Each failed "zero" prediction is itself a piece of information.
An asset with no real value backing will indeed go to zero in extreme panic—whether in Web2 or Web3, countless aircoins and Ponzi schemes have disappeared this way.
But Bitcoin has experienced an 80% drop in 2018, a 75% drop in 2022, and this time from 120k to over 60,000.

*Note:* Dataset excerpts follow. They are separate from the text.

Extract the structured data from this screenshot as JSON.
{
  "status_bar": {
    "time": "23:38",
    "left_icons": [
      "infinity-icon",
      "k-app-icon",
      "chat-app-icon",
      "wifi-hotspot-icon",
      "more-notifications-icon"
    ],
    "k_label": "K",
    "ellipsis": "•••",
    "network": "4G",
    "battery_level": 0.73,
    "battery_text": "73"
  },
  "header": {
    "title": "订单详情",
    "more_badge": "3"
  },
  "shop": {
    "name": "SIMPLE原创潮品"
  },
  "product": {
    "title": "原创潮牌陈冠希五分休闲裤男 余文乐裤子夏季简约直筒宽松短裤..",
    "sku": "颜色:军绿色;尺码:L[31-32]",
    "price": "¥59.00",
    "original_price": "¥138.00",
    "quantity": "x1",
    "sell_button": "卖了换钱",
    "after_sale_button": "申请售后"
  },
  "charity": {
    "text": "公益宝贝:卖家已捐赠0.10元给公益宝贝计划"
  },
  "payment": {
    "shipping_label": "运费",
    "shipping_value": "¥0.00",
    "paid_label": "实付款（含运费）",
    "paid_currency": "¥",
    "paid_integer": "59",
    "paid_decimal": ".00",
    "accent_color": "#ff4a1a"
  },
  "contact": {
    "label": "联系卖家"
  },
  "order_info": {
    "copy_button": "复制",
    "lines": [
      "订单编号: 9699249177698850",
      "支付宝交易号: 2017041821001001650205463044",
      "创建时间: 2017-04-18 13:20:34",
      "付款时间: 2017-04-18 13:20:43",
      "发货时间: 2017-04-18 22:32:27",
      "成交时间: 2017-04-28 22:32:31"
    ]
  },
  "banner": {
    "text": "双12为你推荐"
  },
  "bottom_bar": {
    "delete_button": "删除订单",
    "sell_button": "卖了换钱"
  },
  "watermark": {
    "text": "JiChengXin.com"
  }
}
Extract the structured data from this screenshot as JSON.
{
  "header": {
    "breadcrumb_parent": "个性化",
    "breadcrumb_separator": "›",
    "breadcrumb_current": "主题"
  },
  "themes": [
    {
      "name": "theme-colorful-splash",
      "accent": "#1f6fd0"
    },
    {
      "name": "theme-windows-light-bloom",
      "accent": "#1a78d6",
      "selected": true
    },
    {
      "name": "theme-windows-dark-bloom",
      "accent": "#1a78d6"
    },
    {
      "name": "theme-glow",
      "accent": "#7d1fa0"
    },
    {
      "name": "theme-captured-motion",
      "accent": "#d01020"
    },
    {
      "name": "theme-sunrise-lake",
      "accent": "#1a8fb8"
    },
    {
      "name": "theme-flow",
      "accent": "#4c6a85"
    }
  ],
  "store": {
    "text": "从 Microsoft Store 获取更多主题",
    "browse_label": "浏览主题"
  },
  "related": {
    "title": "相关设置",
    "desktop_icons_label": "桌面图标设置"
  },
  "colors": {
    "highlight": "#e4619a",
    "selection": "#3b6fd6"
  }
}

Every "death" prophecy has been proven wrong, and each time, buy orders appear at certain levels to support it.
There are several real supports behind this:
First, the cost floor of miners. Mining involves real electricity and hardware costs; when prices fall to levels where miners shut down en masse, supply automatically contracts—this is a physical anchor for the bottom.
Second, the structure of holders is hardening. Each major crash washes out speculators, leaving believers.
On-chain data shows that long-term holders' proportion increases during bear markets, with chips increasingly concentrated in those who won't sell.
Third, narratives are becoming institutionalized. After ETF approval, BlackRock is selling BTC products, and the "zero" narrative is shrinking because real institutional interests are supporting this asset class.
Repeated failures to go to zero serve as proof of value; it’s not survivor bias but a filtering mechanism in action.
Of course, $30,000–$40k is not impossible; every time the "zero" narrative is called, its credibility diminishes.
4 When Bitcoin falls, you don’t know why it’s falling; when it rises, you don’t know why it’s rising.
Assets with such high uncertainty are unique to Bitcoin.
This is an eternal philosophical question for Bitcoin.
Undeniably, Bitcoin’s "value" relies entirely on consensus—no profit, no dividends, no cash flow; fundamentally, it’s only valuable because everyone believes it is.
Gold follows the same logic, but it has thousands of years of consensus accumulation.
Bitcoin is only over a decade old, and consensus is still being built.
If market confidence wavers, its declines can be much worse than gold.
Bitcoin’s price is purely a function of expectations and sentiment—spectacular rises and falls.
But on the flip side, no earnings support also means no earnings ceiling.
Nvidia’s market cap growth is ultimately anchored in real profits.
If consensus around Bitcoin continues to expand, theoretically, there’s no ceiling—
Rising is based on consensus, falling is based on consensus.
High risk and high volatility are the price of holding Bitcoin, and also the opportunity.